Le socialisme écologique est donc avant tout une politique du travail. Il est faux de penser que l’emploi doive être sacrifié sur l’autel de la transition écologique. Au contraire, il n’y a de politique écologique réaliste et socialement acceptable que si elle pose comme principe, non seulement la nécessité socio-économique, mais encore la valeur du travail. D’un côté, une politique de l’emploi qui assure non seulement la subsistance, mais surtout l’intégration sociale des individus, sera indispensable pour que la société tienne face aux tensions que produira inévitablement la transition écologique. D’un autre côté, une politique socialiste est aussi une réponse à la dégradation environnementale, car les déséquilibres sociaux caractéristiques du capitalisme mondialisé et financiarisé procèdent largement des mêmes causes que celle-ci. La mise en concurrence des économies mondiales conduit au moins disant écologique et social et à la déresponsabilisation des acteurs économiques. Que la chaîne de production d’une paire de basket soit dispersée entre une dizaine de pays en fonction du coût des salaires et des matériaux, n’est logique que du point de vue des acteurs financiers : du point de vue social et environnemental, c’est une absurdité. Mettre un terme à la mondialisation libérale, c’est-à-dire à l’éclatement des chaînes de valeur et à l’absence de normes sociales et environnementales dans les règles du commerce international, s’avère la condition d’une véritable transformation écologique fondée sur une politique sociale émancipatrice.

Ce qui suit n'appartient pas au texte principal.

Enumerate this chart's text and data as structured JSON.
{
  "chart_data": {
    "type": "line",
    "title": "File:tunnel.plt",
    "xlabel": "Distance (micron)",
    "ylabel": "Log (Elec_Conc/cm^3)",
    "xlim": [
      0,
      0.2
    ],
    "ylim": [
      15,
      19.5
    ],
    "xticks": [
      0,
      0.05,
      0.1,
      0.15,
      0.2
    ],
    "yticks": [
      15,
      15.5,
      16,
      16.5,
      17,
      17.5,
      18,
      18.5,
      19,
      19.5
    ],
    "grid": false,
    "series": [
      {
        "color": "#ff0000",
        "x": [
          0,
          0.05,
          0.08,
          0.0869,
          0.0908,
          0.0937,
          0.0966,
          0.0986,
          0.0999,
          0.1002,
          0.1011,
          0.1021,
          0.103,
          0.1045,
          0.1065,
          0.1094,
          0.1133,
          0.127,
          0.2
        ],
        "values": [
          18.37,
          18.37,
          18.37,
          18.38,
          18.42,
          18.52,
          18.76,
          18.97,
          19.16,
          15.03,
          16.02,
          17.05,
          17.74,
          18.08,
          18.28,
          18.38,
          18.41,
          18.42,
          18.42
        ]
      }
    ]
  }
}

La relocalisation d’une part importante de l’industrie, c’est bien sûr la réduction des émissions de carbone liées à l’éclatement géographique de la production. Mais la relocalisation, c’est aussi créer de nombreux emplois en France et en Europe, mettre un terme à la spirale du chômage de masse et contrôler avec transparence l’impact environnemental et humain de la production (comme nous le rappelle le drame du Xinjiang), ce qui ne peut être le cas lorsqu’elle est délocalisée. De ce point de vue, l’Union Européenne a vocation à devenir une puissance diplomatique qui protège l’emploi de ses citoyens. Des politiques publiques écologiques devront donc soutenir l’investissement et l’emploi industriel en France et en Europe, et s’accompagner de taxes carbones sur tous les biens produits en dehors de l’Union Européenne quand ils pourraient l’être en son sein. L’État devra également accompagner les collectivités locales dans le soutien aux « circuits courts » alimentaires, afin de permettre la reconstitution de ceintures maraîchères autour des grandes agglomérations, ce qui limiteraient les transports routiers de denrées vivrières. Bien entendu, la relocalisation industrielle est un programme extrêmement ambitieux, dont la réalisation demandera une forte mobilisation des services de l’État et des entreprises privées. Mais c’est une ambition qui a pour elle le bon sens et la nécessité.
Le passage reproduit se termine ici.